Green eggs and spam
I love the Dr. Seuss book Green Eggs and Ham and can remember reading it often to our kids when they were small. But that’s not what this is about. No, I’m talking about spam, and it doesn’t matter if it’s green or some other color. And just to be clear, this isn’t the spam that you eat. No sir, what I’m referring to is that uninvited email that unscrupulous advertisers send to my (and your) email account every day.
An estimated 40% of all email traffic is now spam!!! I know I’m running at about 50% now. On top of that, some well-meaning individuals generate what I call personal spam. They send or forward a regular stream of emails that makes a commercial spammer seem benign. I’m not talking about the occasional forward of an especially interesting email. We all do that on occasion (but do me a favor...blind copy those you forward to so that you’re not sharing everyone’s email address) but some people seem to view this as their contribution to society (and I know from experience how immaturely some will take a polite request to discontinue sending to you).

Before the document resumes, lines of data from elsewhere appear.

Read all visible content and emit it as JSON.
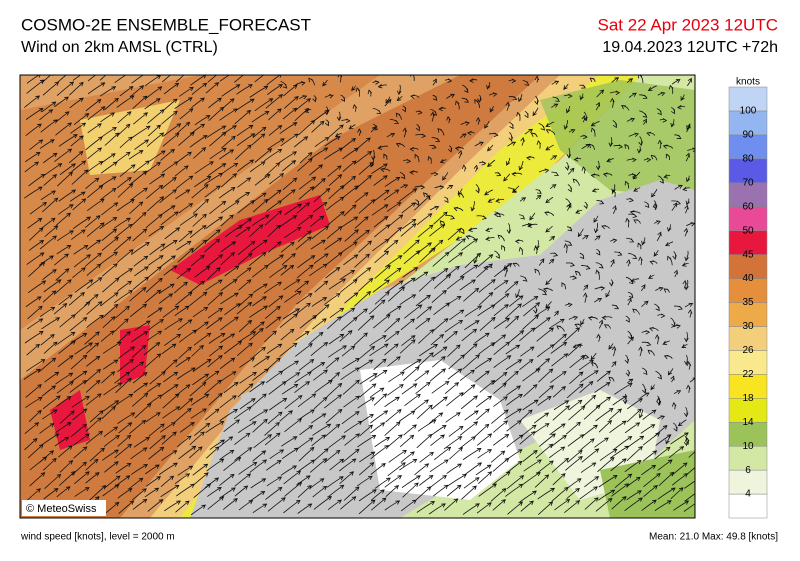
{
  "header": {
    "title": "COSMO-2E ENSEMBLE_FORECAST",
    "subtitle": "Wind on 2km AMSL (CTRL)",
    "valid_time": "Sat 22 Apr 2023 12UTC",
    "run_time": "19.04.2023 12UTC +72h"
  },
  "legend": {
    "unit": "knots",
    "levels": [
      4,
      6,
      10,
      14,
      18,
      22,
      26,
      30,
      35,
      40,
      45,
      50,
      60,
      70,
      80,
      90,
      100
    ],
    "colors": [
      "#ffffff",
      "#eef5dc",
      "#d4e8a6",
      "#9cc25a",
      "#e4e814",
      "#f8e420",
      "#fae98c",
      "#f3cf7c",
      "#eeaa48",
      "#e58e3c",
      "#d2733a",
      "#e8173d",
      "#e84a98",
      "#9a72b0",
      "#5a5ae6",
      "#6e8ef0",
      "#94b6f0",
      "#c0d4f6"
    ]
  },
  "credit": "© MeteoSwiss",
  "footer": {
    "left": "wind speed [knots], level = 2000 m",
    "right": "Mean:  21.0 Max:  49.8 [knots]"
  }
}
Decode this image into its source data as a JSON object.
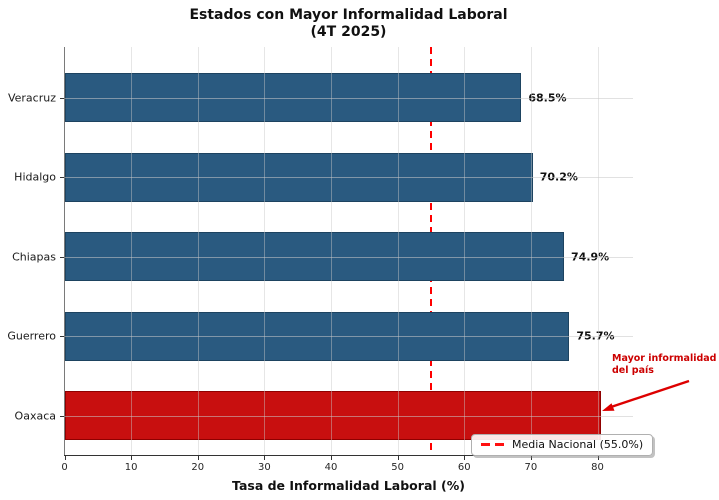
{
  "title": {
    "line1": "Estados con Mayor Informalidad Laboral",
    "line2": "(4T 2025)"
  },
  "chart_data": {
    "type": "bar",
    "orientation": "horizontal",
    "title": "Estados con Mayor Informalidad Laboral (4T 2025)",
    "xlabel": "Tasa de Informalidad Laboral (%)",
    "categories": [
      "Veracruz",
      "Hidalgo",
      "Chiapas",
      "Guerrero",
      "Oaxaca"
    ],
    "values": [
      68.5,
      70.2,
      74.9,
      75.7,
      80.5
    ],
    "value_labels": [
      "68.5%",
      "70.2%",
      "74.9%",
      "75.7%",
      ""
    ],
    "bar_colors": [
      "#2a5a80",
      "#2a5a80",
      "#2a5a80",
      "#2a5a80",
      "#c80f0f"
    ],
    "bar_edge_colors": [
      "#1d4360",
      "#1d4360",
      "#1d4360",
      "#1d4360",
      "#8f0000"
    ],
    "xticks": [
      0,
      10,
      20,
      30,
      40,
      50,
      60,
      70,
      80
    ],
    "xlim": [
      0,
      85.3
    ],
    "grid": true,
    "reference_line": {
      "value": 55.0,
      "color": "#ff0000",
      "style": "dashed",
      "legend_label": "Media Nacional (55.0%)"
    },
    "legend_position": "lower right",
    "annotation": {
      "line1": "Mayor informalidad",
      "line2": "del país",
      "color": "#cc0000",
      "points_to_category": "Oaxaca"
    }
  },
  "legend": {
    "label": "Media Nacional (55.0%)"
  },
  "annotation": {
    "line1": "Mayor informalidad",
    "line2": "del país"
  },
  "axis": {
    "xlabel": "Tasa de Informalidad Laboral (%)"
  }
}
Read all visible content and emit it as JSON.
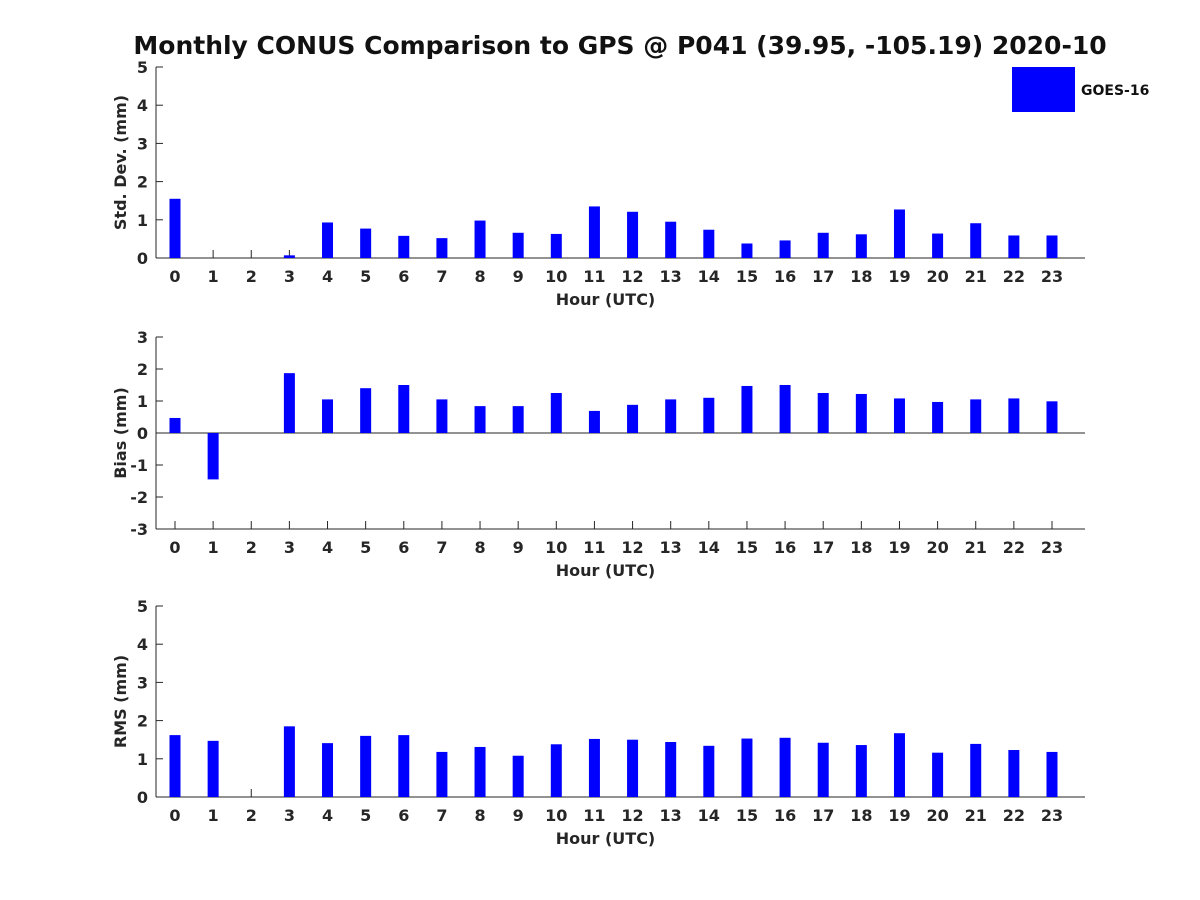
{
  "figure": {
    "title": "Monthly CONUS Comparison to GPS @ P041 (39.95, -105.19) 2020-10"
  },
  "legend": {
    "label": "GOES-16",
    "color": "#0000ff",
    "placement": "top-right"
  },
  "chart_data": [
    {
      "type": "bar",
      "ylabel": "Std. Dev. (mm)",
      "xlabel": "Hour (UTC)",
      "ylim": [
        0,
        5
      ],
      "yticks": [
        0,
        1,
        2,
        3,
        4,
        5
      ],
      "categories": [
        "0",
        "1",
        "2",
        "3",
        "4",
        "5",
        "6",
        "7",
        "8",
        "9",
        "10",
        "11",
        "12",
        "13",
        "14",
        "15",
        "16",
        "17",
        "18",
        "19",
        "20",
        "21",
        "22",
        "23"
      ],
      "series": [
        {
          "name": "GOES-16",
          "color": "#0000ff",
          "values": [
            1.55,
            0,
            0,
            0.07,
            0.93,
            0.77,
            0.58,
            0.52,
            0.98,
            0.66,
            0.63,
            1.35,
            1.21,
            0.95,
            0.74,
            0.38,
            0.46,
            0.66,
            0.62,
            1.27,
            0.64,
            0.91,
            0.59,
            0.59
          ]
        }
      ]
    },
    {
      "type": "bar",
      "ylabel": "Bias (mm)",
      "xlabel": "Hour (UTC)",
      "ylim": [
        -3,
        3
      ],
      "yticks": [
        -3,
        -2,
        -1,
        0,
        1,
        2,
        3
      ],
      "zero_line": true,
      "categories": [
        "0",
        "1",
        "2",
        "3",
        "4",
        "5",
        "6",
        "7",
        "8",
        "9",
        "10",
        "11",
        "12",
        "13",
        "14",
        "15",
        "16",
        "17",
        "18",
        "19",
        "20",
        "21",
        "22",
        "23"
      ],
      "series": [
        {
          "name": "GOES-16",
          "color": "#0000ff",
          "values": [
            0.47,
            -1.45,
            0,
            1.87,
            1.05,
            1.4,
            1.5,
            1.05,
            0.84,
            0.84,
            1.25,
            0.69,
            0.88,
            1.05,
            1.1,
            1.47,
            1.5,
            1.25,
            1.22,
            1.08,
            0.97,
            1.05,
            1.08,
            0.99
          ]
        }
      ]
    },
    {
      "type": "bar",
      "ylabel": "RMS (mm)",
      "xlabel": "Hour (UTC)",
      "ylim": [
        0,
        5
      ],
      "yticks": [
        0,
        1,
        2,
        3,
        4,
        5
      ],
      "categories": [
        "0",
        "1",
        "2",
        "3",
        "4",
        "5",
        "6",
        "7",
        "8",
        "9",
        "10",
        "11",
        "12",
        "13",
        "14",
        "15",
        "16",
        "17",
        "18",
        "19",
        "20",
        "21",
        "22",
        "23"
      ],
      "series": [
        {
          "name": "GOES-16",
          "color": "#0000ff",
          "values": [
            1.62,
            1.47,
            0,
            1.85,
            1.41,
            1.6,
            1.62,
            1.18,
            1.31,
            1.08,
            1.38,
            1.52,
            1.5,
            1.44,
            1.34,
            1.53,
            1.55,
            1.42,
            1.36,
            1.67,
            1.16,
            1.39,
            1.23,
            1.18
          ]
        }
      ]
    }
  ]
}
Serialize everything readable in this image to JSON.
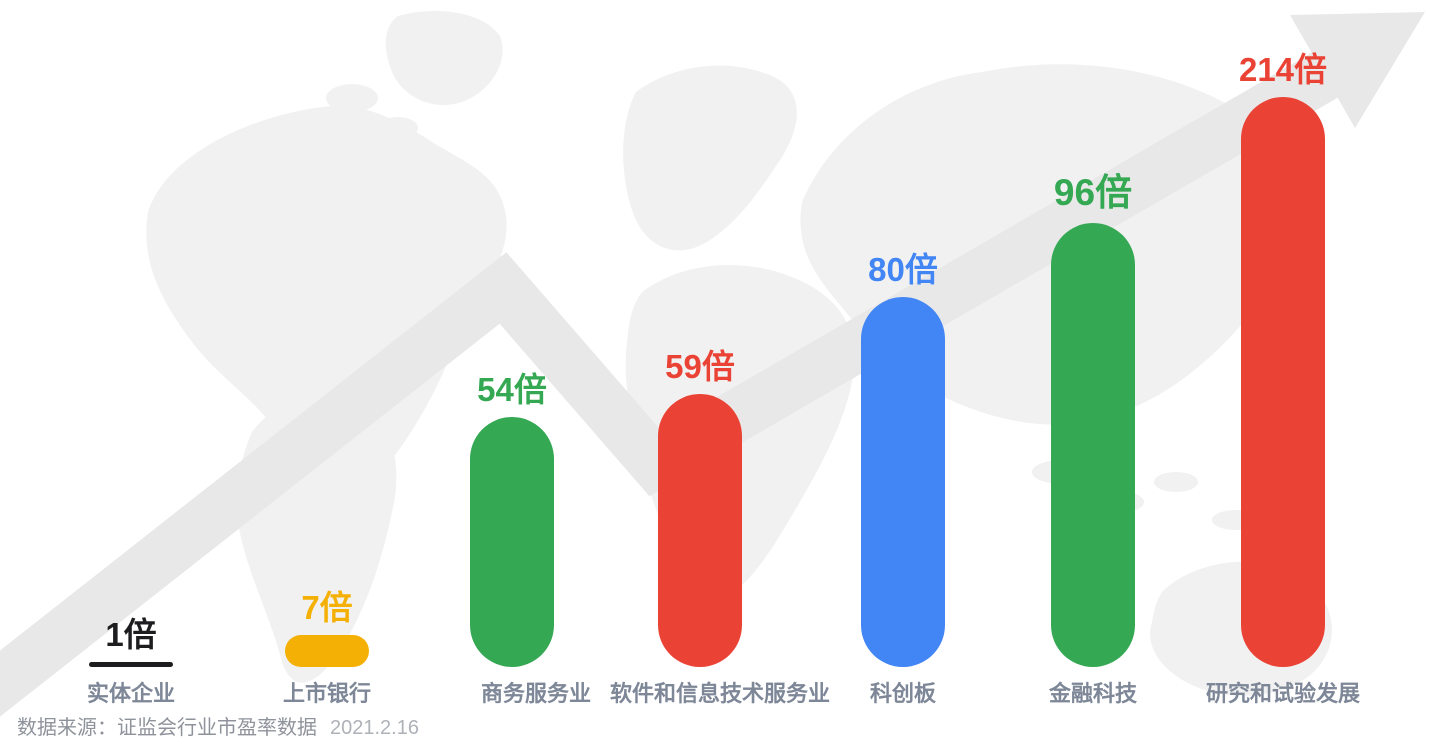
{
  "chart_data": {
    "type": "bar",
    "title": "",
    "xlabel": "",
    "ylabel": "",
    "unit_suffix": "倍",
    "axis": "none",
    "legend": null,
    "categories": [
      "实体企业",
      "上市银行",
      "商务服务业",
      "软件和信息技术服务业",
      "科创板",
      "金融科技",
      "研究和试验发展"
    ],
    "values": [
      1,
      7,
      54,
      59,
      80,
      96,
      214
    ],
    "items": [
      {
        "category": "实体企业",
        "value": 1,
        "value_label": "1倍",
        "color": "#1D1D1F"
      },
      {
        "category": "上市银行",
        "value": 7,
        "value_label": "7倍",
        "color": "#F5B005"
      },
      {
        "category": "商务服务业",
        "value": 54,
        "value_label": "54倍",
        "color": "#34A853"
      },
      {
        "category": "软件和信息技术服务业",
        "value": 59,
        "value_label": "59倍",
        "color": "#EA4335"
      },
      {
        "category": "科创板",
        "value": 80,
        "value_label": "80倍",
        "color": "#4285F4"
      },
      {
        "category": "金融科技",
        "value": 96,
        "value_label": "96倍",
        "color": "#34A853"
      },
      {
        "category": "研究和试验发展",
        "value": 214,
        "value_label": "214倍",
        "color": "#EA4335"
      }
    ],
    "decorations": [
      "world-map",
      "upward-trend-arrow"
    ]
  },
  "footer": {
    "source_text": "数据来源：证监会行业市盈率数据",
    "source_date": "2021.2.16"
  },
  "style": {
    "background": "#FFFFFF",
    "label_color": "#7D8797",
    "source_color": "#8E939B",
    "date_color": "#AEB2B8",
    "map_color": "#F1F1F1",
    "arrow_color": "#E8E8E8"
  }
}
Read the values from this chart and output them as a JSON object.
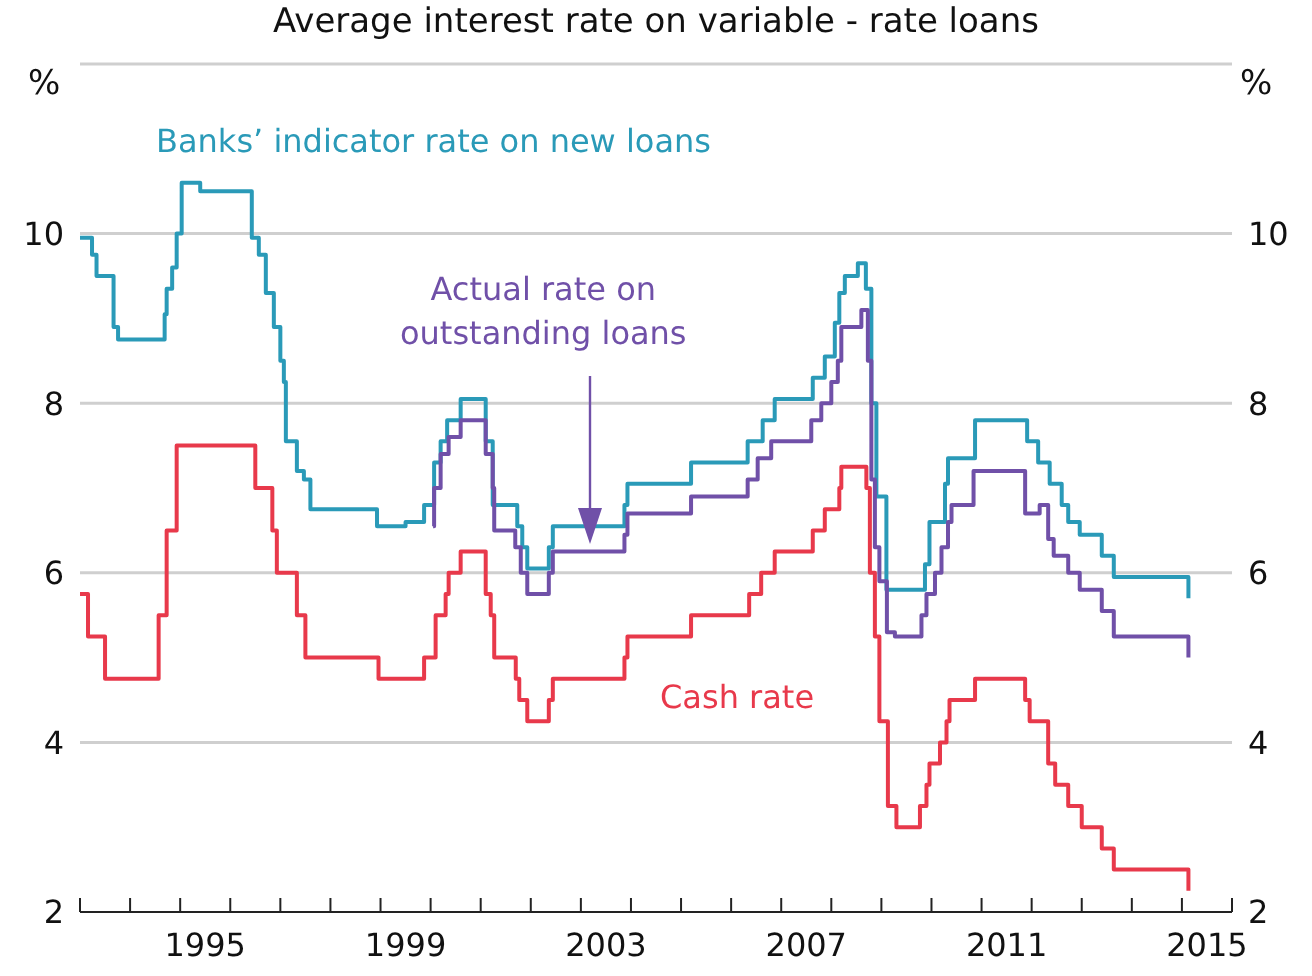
{
  "chart_data": {
    "type": "step",
    "title": "Average interest rate on variable - rate loans",
    "ylabel": "%",
    "y2label": "%",
    "xlim": [
      1993,
      2016
    ],
    "xticks": [
      {
        "value": 1993,
        "label": null
      },
      {
        "value": 1994,
        "label": null
      },
      {
        "value": 1995,
        "label": null
      },
      {
        "value": 1995.5,
        "label": "1995"
      },
      {
        "value": 1996,
        "label": null
      },
      {
        "value": 1997,
        "label": null
      },
      {
        "value": 1998,
        "label": null
      },
      {
        "value": 1999,
        "label": null
      },
      {
        "value": 1999.5,
        "label": "1999"
      },
      {
        "value": 2000,
        "label": null
      },
      {
        "value": 2001,
        "label": null
      },
      {
        "value": 2002,
        "label": null
      },
      {
        "value": 2003,
        "label": null
      },
      {
        "value": 2003.5,
        "label": "2003"
      },
      {
        "value": 2004,
        "label": null
      },
      {
        "value": 2005,
        "label": null
      },
      {
        "value": 2006,
        "label": null
      },
      {
        "value": 2007,
        "label": null
      },
      {
        "value": 2007.5,
        "label": "2007"
      },
      {
        "value": 2008,
        "label": null
      },
      {
        "value": 2009,
        "label": null
      },
      {
        "value": 2010,
        "label": null
      },
      {
        "value": 2011,
        "label": null
      },
      {
        "value": 2011.5,
        "label": "2011"
      },
      {
        "value": 2012,
        "label": null
      },
      {
        "value": 2013,
        "label": null
      },
      {
        "value": 2014,
        "label": null
      },
      {
        "value": 2015,
        "label": null
      },
      {
        "value": 2015.5,
        "label": "2015"
      },
      {
        "value": 2016,
        "label": null
      }
    ],
    "ylim": [
      2,
      12
    ],
    "yticks": [
      2,
      4,
      6,
      8,
      10,
      {
        "value": 12,
        "label": null
      }
    ],
    "y2lim": [
      2,
      12
    ],
    "y2ticks": [
      2,
      4,
      6,
      8,
      10
    ],
    "grid": "y",
    "marker": "none",
    "line_style": "solid",
    "series": [
      {
        "name": "Banks’ indicator rate on new loans",
        "color": "#2a9ab8",
        "x": [
          1993,
          1993.24,
          1993.33,
          1993.67,
          1993.76,
          1994.69,
          1994.73,
          1994.84,
          1994.93,
          1995.03,
          1995.4,
          1996.43,
          1996.57,
          1996.71,
          1996.87,
          1997.0,
          1997.07,
          1997.11,
          1997.33,
          1997.47,
          1997.6,
          1998.93,
          1999.5,
          1999.87,
          2000.07,
          2000.2,
          2000.33,
          2000.6,
          2001.1,
          2001.24,
          2001.73,
          2001.83,
          2001.93,
          2002.36,
          2002.44,
          2003.87,
          2003.93,
          2005.2,
          2006.33,
          2006.63,
          2006.87,
          2007.63,
          2007.87,
          2008.07,
          2008.16,
          2008.27,
          2008.53,
          2008.69,
          2008.8,
          2008.9,
          2009.1,
          2009.87,
          2009.96,
          2010.27,
          2010.33,
          2010.87,
          2011.91,
          2012.13,
          2012.36,
          2012.6,
          2012.73,
          2012.96,
          2013.4,
          2013.64,
          2015.13
        ],
        "values": [
          9.95,
          9.75,
          9.5,
          8.9,
          8.75,
          9.05,
          9.35,
          9.6,
          10.0,
          10.6,
          10.5,
          9.95,
          9.75,
          9.3,
          8.9,
          8.5,
          8.25,
          7.55,
          7.2,
          7.1,
          6.75,
          6.55,
          6.6,
          6.8,
          7.3,
          7.55,
          7.8,
          8.05,
          7.55,
          6.8,
          6.55,
          6.3,
          6.05,
          6.3,
          6.55,
          6.8,
          7.05,
          7.3,
          7.55,
          7.8,
          8.05,
          8.3,
          8.55,
          8.95,
          9.3,
          9.5,
          9.65,
          9.35,
          8.0,
          6.9,
          5.8,
          6.1,
          6.6,
          7.05,
          7.35,
          7.8,
          7.55,
          7.3,
          7.05,
          6.8,
          6.6,
          6.45,
          6.2,
          5.95,
          5.7
        ]
      },
      {
        "name": "Actual rate on\noutstanding loans",
        "color": "#7050a8",
        "x": [
          2000.05,
          2000.07,
          2000.2,
          2000.36,
          2000.6,
          2001.1,
          2001.24,
          2001.27,
          2001.69,
          2001.8,
          2001.93,
          2002.36,
          2002.44,
          2003.87,
          2003.93,
          2005.2,
          2006.33,
          2006.53,
          2006.8,
          2007.6,
          2007.8,
          2008.0,
          2008.13,
          2008.2,
          2008.6,
          2008.73,
          2008.8,
          2008.87,
          2008.96,
          2009.11,
          2009.27,
          2009.8,
          2009.9,
          2010.07,
          2010.2,
          2010.33,
          2010.4,
          2010.84,
          2011.87,
          2012.16,
          2012.33,
          2012.44,
          2012.73,
          2012.96,
          2013.4,
          2013.64,
          2015.13
        ],
        "values": [
          6.55,
          7.0,
          7.4,
          7.6,
          7.8,
          7.4,
          7.0,
          6.5,
          6.3,
          6.0,
          5.75,
          6.0,
          6.25,
          6.45,
          6.7,
          6.9,
          7.1,
          7.35,
          7.55,
          7.8,
          8.0,
          8.25,
          8.5,
          8.9,
          9.1,
          8.5,
          7.1,
          6.3,
          5.9,
          5.3,
          5.25,
          5.5,
          5.75,
          6.0,
          6.3,
          6.6,
          6.8,
          7.2,
          6.7,
          6.8,
          6.4,
          6.2,
          6.0,
          5.8,
          5.55,
          5.25,
          5.0
        ]
      },
      {
        "name": "Cash rate",
        "color": "#e8394b",
        "x": [
          1993,
          1993.16,
          1993.5,
          1994.57,
          1994.73,
          1994.93,
          1996.5,
          1996.84,
          1996.93,
          1997.33,
          1997.5,
          1998.96,
          1999.87,
          2000.1,
          2000.3,
          2000.36,
          2000.6,
          2001.1,
          2001.2,
          2001.27,
          2001.7,
          2001.77,
          2001.93,
          2002.36,
          2002.44,
          2003.87,
          2003.93,
          2005.2,
          2006.36,
          2006.6,
          2006.87,
          2007.63,
          2007.87,
          2008.16,
          2008.2,
          2008.7,
          2008.77,
          2008.87,
          2008.96,
          2009.13,
          2009.3,
          2009.77,
          2009.9,
          2009.96,
          2010.17,
          2010.3,
          2010.36,
          2010.87,
          2011.87,
          2011.96,
          2012.33,
          2012.47,
          2012.73,
          2013.0,
          2013.4,
          2013.64,
          2015.13
        ],
        "values": [
          5.75,
          5.25,
          4.75,
          5.5,
          6.5,
          7.5,
          7.0,
          6.5,
          6.0,
          5.5,
          5.0,
          4.75,
          5.0,
          5.5,
          5.75,
          6.0,
          6.25,
          5.75,
          5.5,
          5.0,
          4.75,
          4.5,
          4.25,
          4.5,
          4.75,
          5.0,
          5.25,
          5.5,
          5.75,
          6.0,
          6.25,
          6.5,
          6.75,
          7.0,
          7.25,
          7.0,
          6.0,
          5.25,
          4.25,
          3.25,
          3.0,
          3.25,
          3.5,
          3.75,
          4.0,
          4.25,
          4.5,
          4.75,
          4.5,
          4.25,
          3.75,
          3.5,
          3.25,
          3.0,
          2.75,
          2.5,
          2.25
        ]
      }
    ]
  }
}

I would not like them here or there.
I would not like them anywhere.
I do not like green eggs and spam.
I do not like them, Sam-I-Am.
There’s a lot of buzz in the press and in political circles about how to fix the spam problem, but my own belief is that really effective solutions will have to come from the private sector. I’ve for some time now used spam filtering on selected email accounts to weed out emails from known spammers and find they are about 50 - 60 percent effective. Creating some filtering rules can bring this up o 70 - 80 percent capture rate, but that’s the best I’ve been able to achieve using these methods. There is also an ever-increasing batch of products that have more advanced spam filtering capabilities, sometimes as high as 96% capture, but they all also capture good emails so you have to constantly be checking what’s been blocked.
I’ve decided to try a different, and somewhat controversial, approach. I’m testing a challenge/response email service that virtually guarantees that no spam will get through. Here’s how it works:
Let’s say you send me an email from a new email address. Your email address will be checked against my address list, and since we’re talking about a new email address, there will not be a match. In this case you will immediately receive a “challenge/response” email and your original email will go to a special “pending” folder. Once you “respond” to the challenge/response email, your email address is added to my address list and your original email appears in my inbox. Since spam is almost always computer generated, it will not respond appropriately to the challenge email (and may not even receive it), so no spam gets through. I’ve been testing it on one of my email accounts now for a week and no spam has gotten through.
Sounds perfect, right? So why do I say it’s controversial. There are several reasons. First the person sending the email might be offended because the system basically begins with the assumption that email from an unconfirmed email address is spam. Personally, with all the attention spam has gotten recently, I don’t think this is such a big deal, especially since the challenge email is nicely worded.
Another issue is that the sender may send the original email and then shut down their email program thinking all is well. It may be a day or two before they check again and find that they received a challenge email immediately after sending their original email. That means there will have been a delay in getting the email sent out. This is to me the most serious flaw in the concept.
Finally the challenge/response method causes a small increase in email traffic. I frankly discount this argument completely. After all, only the first legitimate email gets challenged, and it’s a very small email. The total bandwidth used is negligible.
I do not like them in a box.
I do not like them with a fox.
I do not like them in a house.
I do not like them with a mouse.
I do not like them here or there.
I do not like them anywhere.
I do not like green eggs and spam.
I do not like them, Sam-I-am.
Because I find spam so distasteful (not the kind you eat of course), I’m willing to give this a try. Other steps I’ve taken are to unsubscribe to opt-in and routine emails from legitimate businesses (never “unsubscribe” to spam from unknown or less legitimate sources since that often serves to alert them that your email address is an active one), and I work hard not to post my email address anywhere on the web since there are email bots that will crawl the web looking for email addresses to add to their spam lists. On my Yahoo address I use their spam blocking service, which works reasonably well. It does let spam through and occasionally blocks legitimate email.
So what do you think? Does the method I’m testing sound reasonable to you? Are you doing something else that is particularly effective? Or do you have questions about this post or spam in general? Let me know! At some point I’ll post an update of my experience with my challenge/response test.